David Tibet recently posted a link to a vintage New Yorker story about theological scholar Elaine Pagels, the personal tragedies that rocked her life and her examination of the emergence of the Devil in Christian ideology. A short excpert reads:
“…Elaine Pagels will publish a new book, “The Origin of Satan.” Characteristically brief and lucid, it is an attempt to describe the evolving shape of the Devil in the sacred Judeo-Christian literature and the rise of demonization, a practice that has haunted two thousand years of history. For Pagels, demonization is a crucial and terrifying component of Christianity. What began as a minority sect’s rhetorical strategy, a way of defining and asserting itself, became a majority religion’s moral, and even psychological, justification for persecution: first of Jews, then of Romans and of heretics—of all opponents, real or imagined.
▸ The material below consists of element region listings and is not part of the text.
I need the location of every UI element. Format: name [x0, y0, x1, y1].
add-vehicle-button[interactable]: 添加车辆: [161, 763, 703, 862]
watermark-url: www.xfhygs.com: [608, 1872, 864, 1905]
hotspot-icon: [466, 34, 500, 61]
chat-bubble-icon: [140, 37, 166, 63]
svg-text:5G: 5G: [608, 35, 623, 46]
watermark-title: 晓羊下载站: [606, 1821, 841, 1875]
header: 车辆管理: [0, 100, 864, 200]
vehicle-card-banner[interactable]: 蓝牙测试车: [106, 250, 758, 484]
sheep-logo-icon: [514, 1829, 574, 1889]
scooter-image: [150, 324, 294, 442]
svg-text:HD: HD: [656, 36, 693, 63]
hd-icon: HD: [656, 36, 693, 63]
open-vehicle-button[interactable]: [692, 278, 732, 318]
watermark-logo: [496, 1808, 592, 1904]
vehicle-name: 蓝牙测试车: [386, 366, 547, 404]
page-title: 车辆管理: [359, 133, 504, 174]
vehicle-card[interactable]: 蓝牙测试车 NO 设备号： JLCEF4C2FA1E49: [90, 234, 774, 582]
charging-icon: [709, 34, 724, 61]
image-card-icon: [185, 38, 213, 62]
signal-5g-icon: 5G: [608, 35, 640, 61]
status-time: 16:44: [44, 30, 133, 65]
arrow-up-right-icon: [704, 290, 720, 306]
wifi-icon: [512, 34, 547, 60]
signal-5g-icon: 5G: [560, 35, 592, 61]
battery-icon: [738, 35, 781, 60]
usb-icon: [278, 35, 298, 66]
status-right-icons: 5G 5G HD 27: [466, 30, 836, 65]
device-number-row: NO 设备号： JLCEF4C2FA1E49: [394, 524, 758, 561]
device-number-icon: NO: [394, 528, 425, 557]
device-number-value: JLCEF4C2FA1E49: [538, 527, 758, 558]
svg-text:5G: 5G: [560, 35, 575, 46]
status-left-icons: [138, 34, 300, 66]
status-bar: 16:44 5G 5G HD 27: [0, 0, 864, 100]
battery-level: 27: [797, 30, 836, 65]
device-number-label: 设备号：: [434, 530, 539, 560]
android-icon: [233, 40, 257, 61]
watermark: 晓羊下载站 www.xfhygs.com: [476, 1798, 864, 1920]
“Pagels, like many other scholars, begins with the observation that, although all kinds of angels frequent the Hebrew Bible, demonic beings are nearly absent; there are agents of obstruction in the Book of Job and in Numbers, for example, but they are still members of the heavenly court. This changes with the rise of sectarianism. To two first-century Jewish sects—the Essenes (who died out and became a historical curiosity) and the followers of Jesus (who flourished)—figures called, variously, Satan or Belial or Beelzebub, who would shatter the unity of the heavenly court, appear as the great Other in a cosmic war. Pagels outlines the way the four Gospel writers, who probably wrote between the years 60 and 70, just after the Roman destruction of the Temple of Jerusalem and the dispersion of the Jewish people, shaped their stories and imagery to unify the Jewish followers of Jesus. The typology of God and Satan, Us and Them, appears. Although the Gospels tell a story of the moral genius of Jesus—his lessons of charity, redemption, and love—they also tell a parallel story in which the enemies of Jesus threaten tribal unity on earth and are, moreover, “incarnations of Satan. This second story, in which the Gospel writers create a psychology of cosmic war, has influenced the course—the tragic course—of Western history.”